Speriamo come lei di aprire un cassetto e di liberare odori, sapori, ma soprattutto emozioni di quel tempo andato. Perché quelle emozioni anche se perdute nella nitidezza di un’immagine o di un suono, hanno in realtà plasmato la nostra natura più profonda.
L’infanzia di Elisabetta è la mia infanzia (e di chissà quanti altri fortunati), ora alle soglie dei cinquant’anni. Noi che abbiamo di fatto attraversato due epoche così vicine eppure distanti.
Quello di Elisabetta è lo stesso mio tempo, gli stessi ritmi con poche varianti: lei che scendeva a trovare i suoi cari nella grande città (Bologna), io che salivo in un minuscolo paese della piccola provincia (Predappio Alta); lei che ancora oggi vibra all’odore del borotalco io a quello della kaloderma. Ma i grembiuli delle donne (nonne o mamme anziane) erano gli stessi. Una uniforme insostituibile: umida del calore delle cucine d’inverno. Cucine in cui risuonavano gli stessi rintocchi dei pendoli; e alle pareti erano appesi gli stessi quadretti o ricordi. Tutti abbiamo camminate nelle stesse stanze buie rese ancora più misteriose e affascinanti dal freddo secco e pulito della mancanza di riscaldamento.
“Frammenti di sensazioni che si assorbono inconsciamente per poi ritrovarli in se stessi in un momento inaspettato della vita senza ricordarsi da dove siano arrivati, come, perché, quando”.
E gli oggetti magici e misteriosi, anche quelli che allora ci apparivano i più inquietanti (il lampadario), oggi ornano i nostri nuovi “nidi”, se siamo riusciti a costruirceli. E comunque restano, anche se riposti in una scatola, punti fermi a cui ancorarci nei momenti più difficili, nei nostri giorni più fragili.
Nulla è più ricettivo di un bimbo. Una bimba, se possibile, è ancora più sensibile e allora respirare quelle atmosfere, è stato come immagazzinare un “bagaglio di affetti”. Una valigia preziosa che ci accompagnerà in tutti i viaggi della vita. Per le vie diritte e luminose, ma anche e soprattutto quando ci ritroviamo a percorrere sentieri tortuosi e dissestati in mezzo all’oscurità e alla bufera. E’ l’amore che i nostri cari ci hanno trasmesso; l’amore semplice ma profondo e sincero che pervadeva ogni luogo vissuto insieme a loro, ogni loro gesto, ogni sguardo o parola.

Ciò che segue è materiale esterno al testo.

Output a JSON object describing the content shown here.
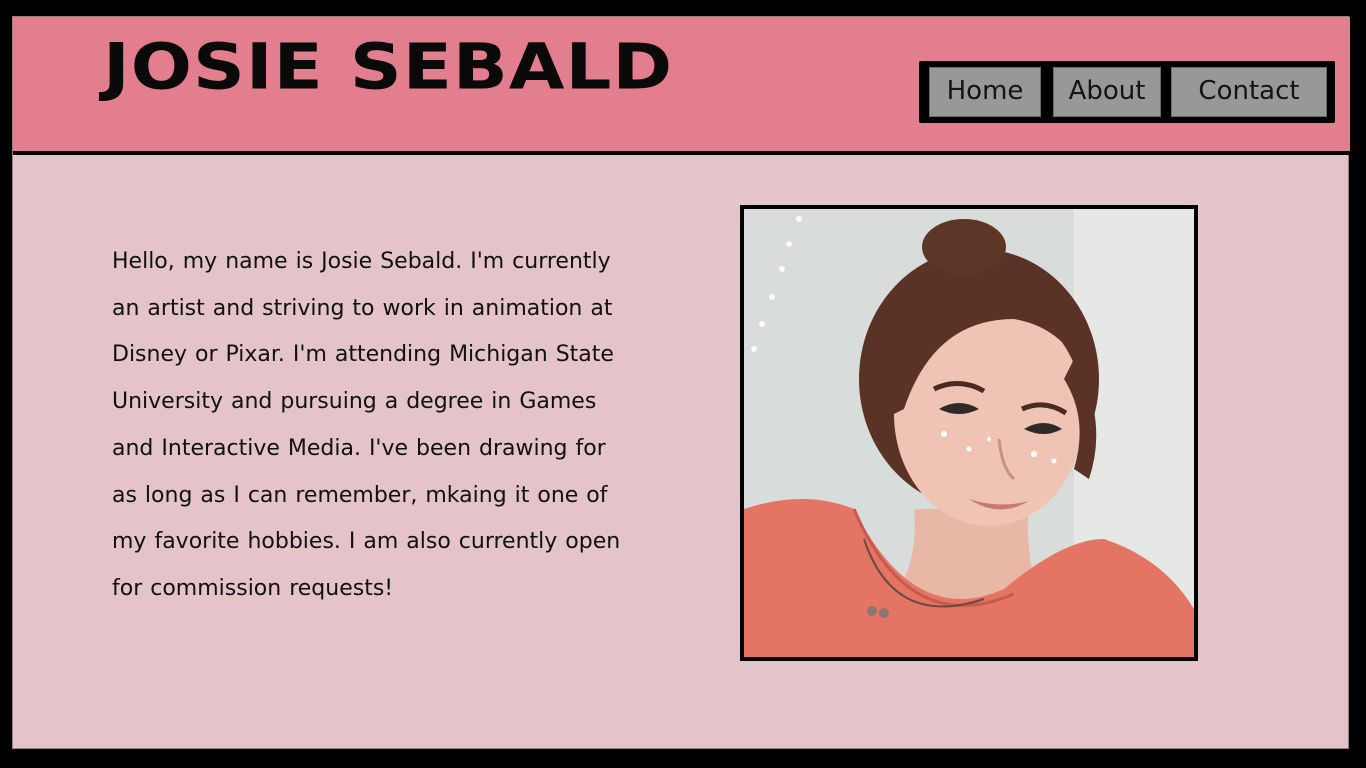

L’augurio è che ognuno di noi, fortunati ad aver ricevuto tali doni, sia in grado di lasciare ai propri figli quel mare di emozioni che Elisabetta ha saputo così bene descrivere in questo libro semplice e forse proprio per questo così profondo, dove l’unico “plot” è l’emozione.
Quanti ricordi Elisabetta è riuscita ad estrarre dalle ruggini del mio ricordo: la tela (la panna) del latte che anch’io non sopportavo; il pane secco a quadretti da affogare nel caffelatte; le tagliatelle lasciate a “irruvidire” sul tagliere. E poi la “stufa economica”, splendido esempio di ingegnosità e di funzionalità, con i suoi scomparti uno per ogni necessità: quello verticale per disporre sempre di acqua calda, quello per mettere le scarpe bagnate o indumenti ad asciugare…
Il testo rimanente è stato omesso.